You Were Never Really Here is a harrowing evocation of life as a trauma survivor. What’s particularly harrowing is that the survivor in question—a ghostly, reclusive war vet named Joe (Joaquin Phoenix)—tries to exorcise his own demons by extricating others from traumatic situations.
Specifically, Joe tracks down missing girls who are victims of sex trafficking. He rescues them and then bloodily, brutally murders their abductors and abusers. That last part is why Joe moves about like a ghost—he works for cash outside of the rule of law, providing his clients with the promise of both rescue and execution (it’s as if Taxi Driver’s Travis Bickle went semi-legit).
It takes awhile for us to figure out that this is Joe’s job. Writer-director Lynne Ramsay (Ratcatcher, Morvern Callar, We Need to Talk About Kevin), adapting a book by Jonathan Ames, opens the movie amidst the final, oblique moments of his most recent assignment. We see a bloody hammer, the photo of a young girl, and other details that suggest we’re in a sketchy hotel room. Woven in between this seemingly random imagery are flitting flashbacks that take us into Joe’s head—some of which are explained later in the film, others of which are left to linger, horribly, at the edge of our imagination. Eventually, some 20 minutes in and after Joe has returned to the humble home he shares with his aging mother (Judith Roberts), we learn that Joe is not, in fact, a serial killer but a ruthless and specific sort of vigilante.
Formally, You Were Never Really Here is an intricate amalgamation of impressionistic imagery, haunting sound design, and claustrophobic camerawork, all geared toward evoking Joe’s deranged, damaged point of view.
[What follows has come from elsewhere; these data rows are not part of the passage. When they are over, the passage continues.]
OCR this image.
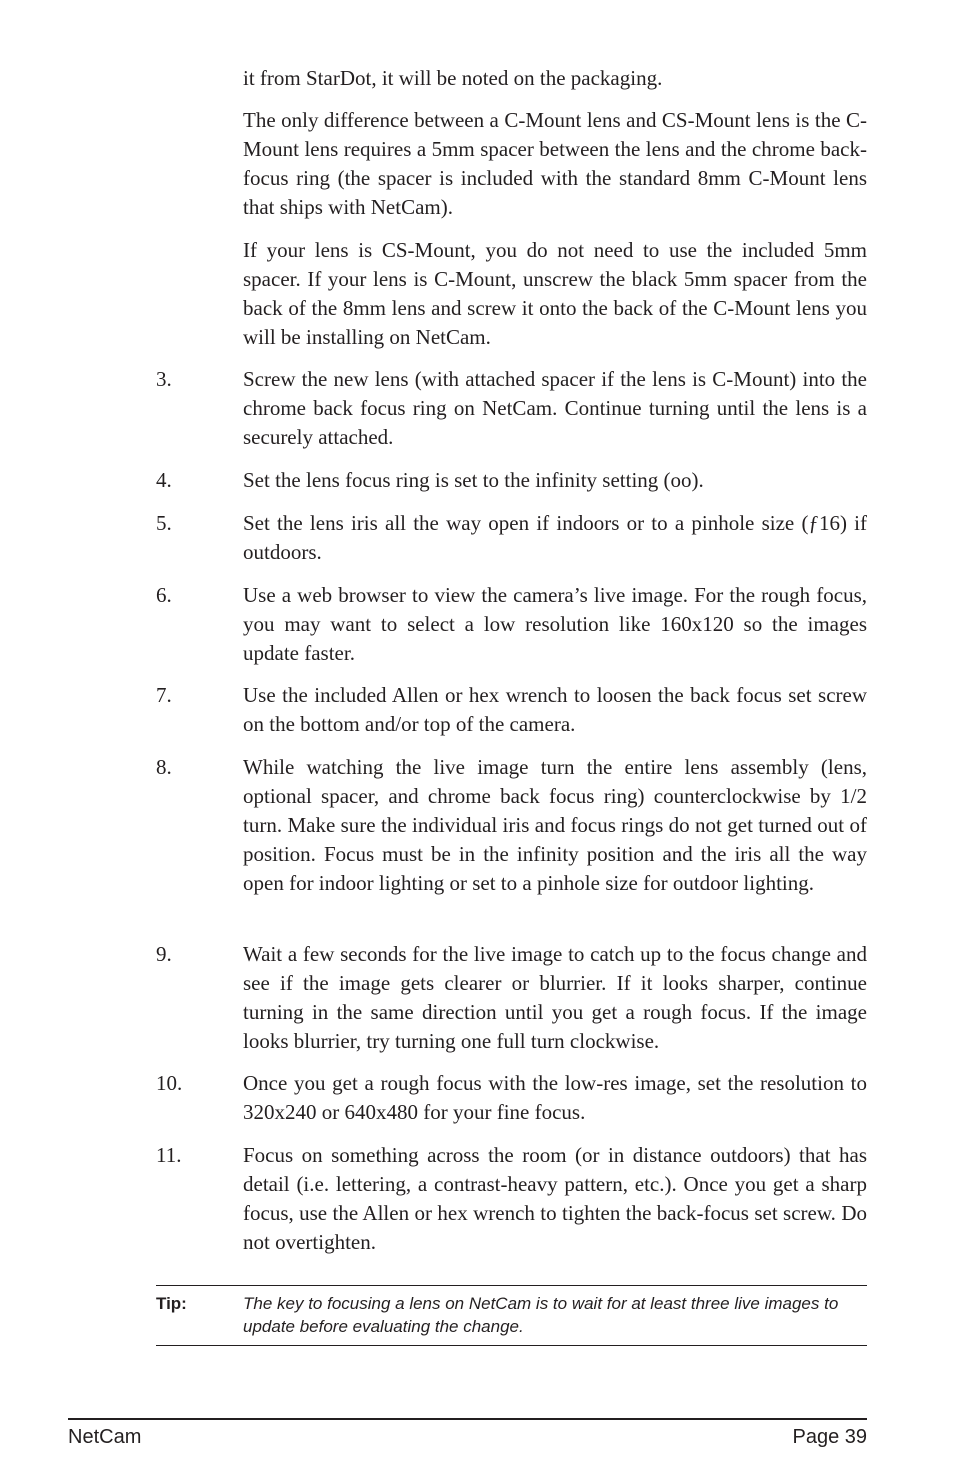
it from StarDot, it will be noted on the packaging.

The only difference between a C-Mount lens and CS-Mount lens is the C-Mount lens requires a 5mm spacer between the lens and the chrome back-focus ring (the spacer is included with the standard 8mm C-Mount lens that ships with NetCam).

If your lens is CS-Mount, you do not need to use the included 5mm spacer. If your lens is C-Mount, unscrew the black 5mm spacer from the back of the 8mm lens and screw it onto the back of the C-Mount lens you will be installing on NetCam.

3.	Screw the new lens (with attached spacer if the lens is C-Mount) into the chrome back focus ring on NetCam. Continue turning until the lens is a securely attached.

4.	Set the lens focus ring is set to the infinity setting (oo).

5.	Set the lens iris all the way open if indoors or to a pinhole size (ƒ16) if outdoors.

6.	Use a web browser to view the camera’s live image. For the rough focus, you may want to select a low resolution like 160x120 so the images update faster.

7.	Use the included Allen or hex wrench to loosen the back focus set screw on the bottom and/or top of the camera.

8.	While watching the live image turn the entire lens assembly (lens, optional spacer, and chrome back focus ring) counterclockwise by 1/2 turn. Make sure the individual iris and focus rings do not get turned out of position. Focus must be in the infinity position and the iris all the way open for indoor lighting or set to a pinhole size for outdoor lighting.

9.	Wait a few seconds for the live image to catch up to the focus change and see if the image gets clearer or blurrier. If it looks sharper, continue turning in the same direction until you get a rough focus. If the image looks blurrier, try turning one full turn clockwise.

10.	Once you get a rough focus with the low-res image, set the resolution to 320x240 or 640x480 for your fine focus.

11.	Focus on something across the room (or in distance outdoors) that has detail (i.e. lettering, a contrast-heavy pattern, etc.). Once you get a sharp focus, use the Allen or hex wrench to tighten the back-focus set screw. Do not overtighten.

Tip:	The key to focusing a lens on NetCam is to wait for at least three live images to update before evaluating the change.

NetCam	Page 39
Disturbing visual motifs—a child’s foot twitching in the sand, a boy hiding in a closet—invade the movie like sudden seizures. What Ramsay captures from the inside, Phoenix depicts externally, giving Joe vacant but violent eyes, as well as a physique that is at once imposing and puffy. He’s the sort of guy you cross the street to avoid, and certainly not the kind you try to mug, as one unfortunate soul discovers during the movie’s opening sequence.
You Were Never Really Here becomes a thriller of sorts about halfway in, when Joe’s latest client, a senator whose daughter is missing, proves to be part of an abhorrent conspiracy. (You think you despise politicians now? Wait until you see this movie.) Ultimately, though, You Were Never Really Here is concerned with its main character’s mental state more than its surface narrative. Does the righteous vengeance Joe pursues help him process his own trauma, or is it causing his mental wounds to fester? An answer is suggested by the fact that in between jobs we rarely see Joe at peace; more likely he’s holding a plastic bag over his head or dangling a knife over his eye as he lays on a bed—awful gestures of self-harm.
Suffice it to say, You Were Never Really Here is a rough go. I admired its craft and wouldn’t call it exploitative (despite the hammer-as-weapon-of-revenge motif borrowed from Park Chan-wook’s Oldboy). Yet I can’t say I’ll ever want to watch it again, or think about some of its more stomach-churning subject matter any longer than it takes to write this review. Of course, that’s on me more than You Were Never Really Here—and perhaps a testament to its effectiveness as a chronicle of trauma, both experienced and remembered.